Adults with an open mind. Book One has a section dealing with sensitive material, so definitely not kids or young adults.


How long does it take you to write a book?

It varies on where the story takes me. When I began the Wharematau story, I planned on it being one book. In August 2019 it split itself into three parts, and a good two thirds was put aside for Book Two, so I had to write most of Book One in a month. Book Two took somewhat longer to sort out, as I had to rehash the parts that had carried over from Book One and carry it from 1837 through to 1969. I had major problems getting one section ‘right’ and only managed to get it done with a name change for the main character. Book Three was written in about 70 days.


When did you first discover you enjoyed writing?

I’ve always known.
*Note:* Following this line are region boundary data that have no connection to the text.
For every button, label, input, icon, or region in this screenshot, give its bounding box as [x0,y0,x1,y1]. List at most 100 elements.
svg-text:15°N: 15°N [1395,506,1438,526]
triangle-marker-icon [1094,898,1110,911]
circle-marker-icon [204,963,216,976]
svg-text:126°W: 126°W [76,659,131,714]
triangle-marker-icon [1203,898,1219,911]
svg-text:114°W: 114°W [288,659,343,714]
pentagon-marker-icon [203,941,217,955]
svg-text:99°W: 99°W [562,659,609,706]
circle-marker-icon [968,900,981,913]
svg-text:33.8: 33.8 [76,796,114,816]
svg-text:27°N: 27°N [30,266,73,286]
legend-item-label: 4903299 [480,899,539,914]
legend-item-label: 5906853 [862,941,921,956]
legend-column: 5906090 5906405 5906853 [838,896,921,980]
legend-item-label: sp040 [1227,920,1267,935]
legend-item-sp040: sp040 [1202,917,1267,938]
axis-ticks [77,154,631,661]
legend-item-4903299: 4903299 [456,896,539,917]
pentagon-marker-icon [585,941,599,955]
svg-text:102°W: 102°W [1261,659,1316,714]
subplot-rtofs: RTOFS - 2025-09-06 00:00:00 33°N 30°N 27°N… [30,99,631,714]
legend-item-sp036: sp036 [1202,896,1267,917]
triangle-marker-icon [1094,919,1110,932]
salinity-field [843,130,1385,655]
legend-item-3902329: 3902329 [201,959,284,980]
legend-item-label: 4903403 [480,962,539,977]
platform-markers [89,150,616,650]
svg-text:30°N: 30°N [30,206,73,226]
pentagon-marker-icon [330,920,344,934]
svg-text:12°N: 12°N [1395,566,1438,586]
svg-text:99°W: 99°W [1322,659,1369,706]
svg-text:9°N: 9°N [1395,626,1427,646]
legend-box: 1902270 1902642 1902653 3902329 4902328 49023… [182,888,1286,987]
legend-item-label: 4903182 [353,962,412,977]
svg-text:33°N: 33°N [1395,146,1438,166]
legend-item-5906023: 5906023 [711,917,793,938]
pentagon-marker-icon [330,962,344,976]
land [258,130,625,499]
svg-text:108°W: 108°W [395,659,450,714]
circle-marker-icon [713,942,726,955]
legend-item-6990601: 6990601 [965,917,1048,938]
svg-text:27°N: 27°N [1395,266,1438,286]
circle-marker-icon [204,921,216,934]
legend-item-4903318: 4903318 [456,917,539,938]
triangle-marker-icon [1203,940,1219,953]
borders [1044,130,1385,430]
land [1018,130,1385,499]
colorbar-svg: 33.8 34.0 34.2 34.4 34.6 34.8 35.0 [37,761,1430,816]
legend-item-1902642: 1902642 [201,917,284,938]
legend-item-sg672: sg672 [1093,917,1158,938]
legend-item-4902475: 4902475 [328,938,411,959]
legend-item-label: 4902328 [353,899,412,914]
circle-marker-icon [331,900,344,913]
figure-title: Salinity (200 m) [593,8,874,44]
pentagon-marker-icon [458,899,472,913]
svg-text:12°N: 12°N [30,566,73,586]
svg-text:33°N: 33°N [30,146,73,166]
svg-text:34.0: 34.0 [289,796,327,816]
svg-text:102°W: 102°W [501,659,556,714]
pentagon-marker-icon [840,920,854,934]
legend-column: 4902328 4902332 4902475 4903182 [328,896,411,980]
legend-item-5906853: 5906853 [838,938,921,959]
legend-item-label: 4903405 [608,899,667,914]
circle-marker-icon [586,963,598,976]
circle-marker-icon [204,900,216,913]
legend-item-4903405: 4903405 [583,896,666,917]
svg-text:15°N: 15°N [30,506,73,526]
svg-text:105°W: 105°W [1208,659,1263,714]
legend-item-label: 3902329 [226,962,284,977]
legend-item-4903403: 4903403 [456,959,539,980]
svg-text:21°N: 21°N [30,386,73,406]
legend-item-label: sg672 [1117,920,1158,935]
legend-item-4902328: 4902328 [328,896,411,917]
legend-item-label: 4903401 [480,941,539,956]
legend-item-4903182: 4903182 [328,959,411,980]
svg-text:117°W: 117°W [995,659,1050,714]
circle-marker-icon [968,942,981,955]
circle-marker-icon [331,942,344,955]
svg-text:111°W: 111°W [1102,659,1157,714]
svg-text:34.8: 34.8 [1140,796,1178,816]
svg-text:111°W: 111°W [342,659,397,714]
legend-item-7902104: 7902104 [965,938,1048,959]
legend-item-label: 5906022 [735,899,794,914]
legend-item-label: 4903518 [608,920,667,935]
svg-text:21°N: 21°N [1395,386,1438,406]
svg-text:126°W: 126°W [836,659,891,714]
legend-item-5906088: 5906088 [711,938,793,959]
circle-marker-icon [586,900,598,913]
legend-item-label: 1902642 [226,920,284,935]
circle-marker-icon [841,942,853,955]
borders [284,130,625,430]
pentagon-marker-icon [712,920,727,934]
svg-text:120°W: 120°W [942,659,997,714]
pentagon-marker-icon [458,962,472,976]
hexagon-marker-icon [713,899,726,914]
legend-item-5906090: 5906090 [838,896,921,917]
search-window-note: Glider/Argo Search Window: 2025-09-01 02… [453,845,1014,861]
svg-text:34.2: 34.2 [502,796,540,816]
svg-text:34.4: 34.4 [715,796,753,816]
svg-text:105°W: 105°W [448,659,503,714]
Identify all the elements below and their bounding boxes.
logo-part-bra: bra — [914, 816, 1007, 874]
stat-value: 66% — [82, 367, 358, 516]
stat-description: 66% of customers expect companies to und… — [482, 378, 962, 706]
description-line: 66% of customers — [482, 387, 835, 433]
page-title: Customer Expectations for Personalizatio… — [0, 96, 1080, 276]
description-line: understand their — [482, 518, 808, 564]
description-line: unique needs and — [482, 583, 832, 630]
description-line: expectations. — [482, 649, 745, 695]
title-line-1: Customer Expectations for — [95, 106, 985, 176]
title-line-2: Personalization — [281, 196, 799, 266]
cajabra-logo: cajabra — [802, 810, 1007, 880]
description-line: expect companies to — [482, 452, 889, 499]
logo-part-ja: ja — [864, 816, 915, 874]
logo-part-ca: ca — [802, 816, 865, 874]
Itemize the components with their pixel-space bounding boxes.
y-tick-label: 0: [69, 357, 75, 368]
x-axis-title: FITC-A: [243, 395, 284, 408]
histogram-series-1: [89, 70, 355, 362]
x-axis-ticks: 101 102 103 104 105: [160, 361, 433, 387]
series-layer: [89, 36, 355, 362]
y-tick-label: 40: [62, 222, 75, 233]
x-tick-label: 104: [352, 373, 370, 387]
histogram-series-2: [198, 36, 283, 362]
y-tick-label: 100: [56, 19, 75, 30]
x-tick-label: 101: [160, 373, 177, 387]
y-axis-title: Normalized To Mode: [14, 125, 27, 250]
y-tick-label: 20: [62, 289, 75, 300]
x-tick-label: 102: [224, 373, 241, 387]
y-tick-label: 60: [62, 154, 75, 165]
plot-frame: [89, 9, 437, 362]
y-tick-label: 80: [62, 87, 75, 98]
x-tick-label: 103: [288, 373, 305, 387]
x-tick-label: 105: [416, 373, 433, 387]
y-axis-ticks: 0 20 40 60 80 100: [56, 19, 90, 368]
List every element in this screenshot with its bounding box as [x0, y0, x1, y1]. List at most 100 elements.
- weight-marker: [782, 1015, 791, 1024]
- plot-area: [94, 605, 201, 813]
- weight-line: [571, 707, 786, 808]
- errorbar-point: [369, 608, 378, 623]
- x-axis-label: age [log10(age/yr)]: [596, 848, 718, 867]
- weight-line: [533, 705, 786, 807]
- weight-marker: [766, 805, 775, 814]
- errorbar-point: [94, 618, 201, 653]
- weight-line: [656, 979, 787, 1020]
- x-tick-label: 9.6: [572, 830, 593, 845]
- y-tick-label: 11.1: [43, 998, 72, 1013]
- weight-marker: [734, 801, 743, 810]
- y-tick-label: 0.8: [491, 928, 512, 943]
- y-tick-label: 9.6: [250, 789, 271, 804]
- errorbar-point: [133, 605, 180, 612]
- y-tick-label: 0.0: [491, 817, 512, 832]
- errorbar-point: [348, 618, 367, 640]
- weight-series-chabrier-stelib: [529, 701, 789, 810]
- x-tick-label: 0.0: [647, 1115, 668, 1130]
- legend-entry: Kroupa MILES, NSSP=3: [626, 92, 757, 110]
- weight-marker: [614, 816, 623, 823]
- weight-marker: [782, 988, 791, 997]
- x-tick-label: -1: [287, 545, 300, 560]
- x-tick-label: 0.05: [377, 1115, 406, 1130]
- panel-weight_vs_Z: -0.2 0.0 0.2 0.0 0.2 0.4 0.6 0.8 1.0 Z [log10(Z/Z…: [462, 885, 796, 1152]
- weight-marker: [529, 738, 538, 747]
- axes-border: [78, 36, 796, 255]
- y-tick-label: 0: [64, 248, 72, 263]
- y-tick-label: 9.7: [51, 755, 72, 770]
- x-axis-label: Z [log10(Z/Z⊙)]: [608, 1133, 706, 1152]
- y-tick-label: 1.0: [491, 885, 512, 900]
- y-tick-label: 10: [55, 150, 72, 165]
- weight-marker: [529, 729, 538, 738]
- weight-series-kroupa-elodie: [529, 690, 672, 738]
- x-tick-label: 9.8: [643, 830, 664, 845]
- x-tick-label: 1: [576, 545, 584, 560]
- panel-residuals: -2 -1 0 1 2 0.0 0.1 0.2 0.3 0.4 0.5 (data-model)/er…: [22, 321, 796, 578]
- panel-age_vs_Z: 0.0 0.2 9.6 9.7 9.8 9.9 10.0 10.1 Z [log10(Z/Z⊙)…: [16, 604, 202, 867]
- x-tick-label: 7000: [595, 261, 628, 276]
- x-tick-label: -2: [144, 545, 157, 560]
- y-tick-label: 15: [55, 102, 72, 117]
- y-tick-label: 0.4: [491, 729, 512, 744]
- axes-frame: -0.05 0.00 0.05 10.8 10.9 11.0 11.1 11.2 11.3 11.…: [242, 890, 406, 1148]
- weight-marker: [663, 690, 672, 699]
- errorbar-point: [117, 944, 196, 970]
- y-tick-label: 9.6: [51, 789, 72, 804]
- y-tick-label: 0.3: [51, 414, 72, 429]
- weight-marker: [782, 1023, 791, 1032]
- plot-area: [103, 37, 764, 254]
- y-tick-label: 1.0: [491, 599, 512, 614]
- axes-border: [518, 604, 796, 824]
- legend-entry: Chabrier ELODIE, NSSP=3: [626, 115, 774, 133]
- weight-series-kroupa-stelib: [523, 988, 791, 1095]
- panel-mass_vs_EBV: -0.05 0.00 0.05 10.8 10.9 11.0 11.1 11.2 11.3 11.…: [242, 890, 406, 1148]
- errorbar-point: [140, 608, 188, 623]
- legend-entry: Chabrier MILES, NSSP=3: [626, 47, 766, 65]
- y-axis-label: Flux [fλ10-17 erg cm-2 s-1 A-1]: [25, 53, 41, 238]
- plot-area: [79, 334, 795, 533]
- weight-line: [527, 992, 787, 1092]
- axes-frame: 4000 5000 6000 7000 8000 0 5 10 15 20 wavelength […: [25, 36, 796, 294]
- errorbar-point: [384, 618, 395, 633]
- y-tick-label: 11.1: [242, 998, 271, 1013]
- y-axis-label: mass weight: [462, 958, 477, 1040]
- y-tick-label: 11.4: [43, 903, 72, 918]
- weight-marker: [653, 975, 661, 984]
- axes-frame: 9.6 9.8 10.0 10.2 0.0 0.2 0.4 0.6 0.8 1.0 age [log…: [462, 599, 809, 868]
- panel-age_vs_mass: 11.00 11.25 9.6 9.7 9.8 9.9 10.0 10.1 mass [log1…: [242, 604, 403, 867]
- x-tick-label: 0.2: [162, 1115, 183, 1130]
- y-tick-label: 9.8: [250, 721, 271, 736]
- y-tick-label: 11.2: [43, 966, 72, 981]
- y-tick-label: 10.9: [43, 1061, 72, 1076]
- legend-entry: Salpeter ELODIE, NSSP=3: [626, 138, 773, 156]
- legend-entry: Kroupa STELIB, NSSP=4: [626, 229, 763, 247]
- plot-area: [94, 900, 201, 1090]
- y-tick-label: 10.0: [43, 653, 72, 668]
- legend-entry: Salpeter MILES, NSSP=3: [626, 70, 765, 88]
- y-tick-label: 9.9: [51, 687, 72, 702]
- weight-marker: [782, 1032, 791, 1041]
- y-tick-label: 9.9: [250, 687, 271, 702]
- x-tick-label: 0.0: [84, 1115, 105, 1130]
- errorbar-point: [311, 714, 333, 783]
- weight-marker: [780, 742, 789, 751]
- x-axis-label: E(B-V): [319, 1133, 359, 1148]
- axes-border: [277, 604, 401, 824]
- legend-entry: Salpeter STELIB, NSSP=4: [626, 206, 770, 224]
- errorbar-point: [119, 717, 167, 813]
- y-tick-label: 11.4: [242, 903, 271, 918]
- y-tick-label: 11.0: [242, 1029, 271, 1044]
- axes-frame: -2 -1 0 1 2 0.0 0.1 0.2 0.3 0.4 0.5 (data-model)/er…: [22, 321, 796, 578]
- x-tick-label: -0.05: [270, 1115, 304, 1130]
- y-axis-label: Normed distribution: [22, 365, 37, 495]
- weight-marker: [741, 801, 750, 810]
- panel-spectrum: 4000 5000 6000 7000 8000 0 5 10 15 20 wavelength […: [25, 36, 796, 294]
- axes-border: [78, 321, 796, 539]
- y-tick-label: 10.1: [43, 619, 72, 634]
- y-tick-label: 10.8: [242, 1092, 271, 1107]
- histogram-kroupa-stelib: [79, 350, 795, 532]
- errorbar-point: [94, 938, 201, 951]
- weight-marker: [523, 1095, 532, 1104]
I started writing poetry as a small child. Writing essays at school was one of my favorite tasks.


What is your writing schedule look like?

I don’t have a writing schedule as such. I write when the story demands I write. I have found I can write with a room full of people chatting and listening to music and generally ignoring me in the corner, tapping away. I do like listening to classical music when I write.


What does your family think about you writing?

My kids are fully supportive as long as it doesn’t get in the way of me being Mum. My siblings are really proud of me, not just for having written a trilogy, but also for getting my degree.


What do you do when you are not writing?

Cook. Feed people Play Pokemon Go – it’s a really good way of making me get out of the house and mix with other people. I used to play the pokies when I needed to slow my brain down, but I can’t at the moment.

I love watching British tv shows, and anything Star Trek.


Where do you get information and ideas for your writing?

The ideas find me. When I’m writing poetry, I find the lines start writing themselves in my head. My job is to capture them on paper before they disappear. Wharematau worked the same way, although I found the lines and ideas stayed in my head a lot longer.


What do you think makes a good story?

Readability – does it flow and does it hold my attention? Is the plot sufficient to make me commit to reading to the end? As I’ve got older, I’ve found my choice of reading material and screen viewing has changed slightly in that I shy away from anything gory. I hide my face when the murder scenes come on shows like Midsomer Murders and other crime shows.